I have seen so many lives destroyed, so much human potential wasted. A young woman whom I had gone to kindergarten with was murdered and cut open and had her entrails pulled out by a couple of desperate junkies who thought she had swallowed condoms of junk to bring into town. She had but they didn't find them. My first and best friend from toddler days, a really academically bright person, an amazingly gifted athlete, was lost for years in a life of petty crime, dealing and pimping to support his habit. He lived for many years in an AIDS hospice in later life. He is a survivor - the AIDS meds work for him. In his 70s, he is belatedly rejoining society and trying to put a life together. There is so much he could have done and contributed to the world. Another friend, a recreational dabbler, gets a bad batch, ODs, and leaves behind a wife and young children. I could go get my school annuals and pick out all dead dead and the zombies existing in either a desperate fix-to-fix existence or a perpetual methadone half-life haze, many of them, as young offenders, having being put through the adult prison system where they experienced violent bullying and sexual assault, but I won't go get the books. It's too depressing. And this was all before big Pharma pushing synthetic opioids.
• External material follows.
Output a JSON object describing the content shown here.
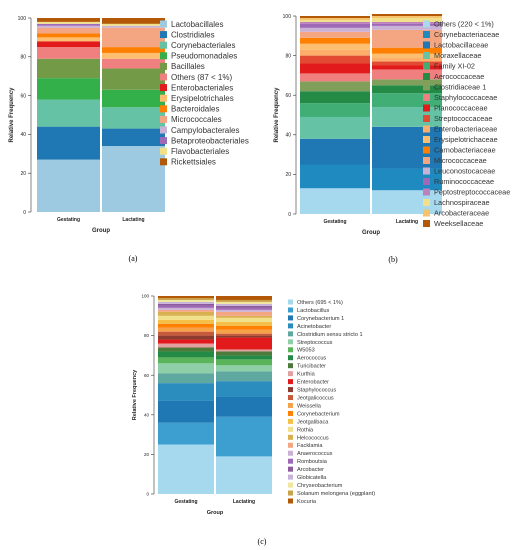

Now it is worse in its extent. It knows no social boundaries. A respectable middle-aged couple in a mansion in the wealthiest area of the city ODs on fenanyl or carfentyl. A homeless person does the same in gutter of a back alley. Its all the same.
One of my kids works as a landscape gardener, servicing the grounds of large properties. Naloxone kits are now standard issue for gardeners it seems.
I won't discuss potential answers to the problem because any discussion is bound to be politically charged. I, will, however, draw attention to the apocryphal and probably erroneously attributed Albert Einstein quote:
The definition of insanity is doing the same thing over and over and expecting different results.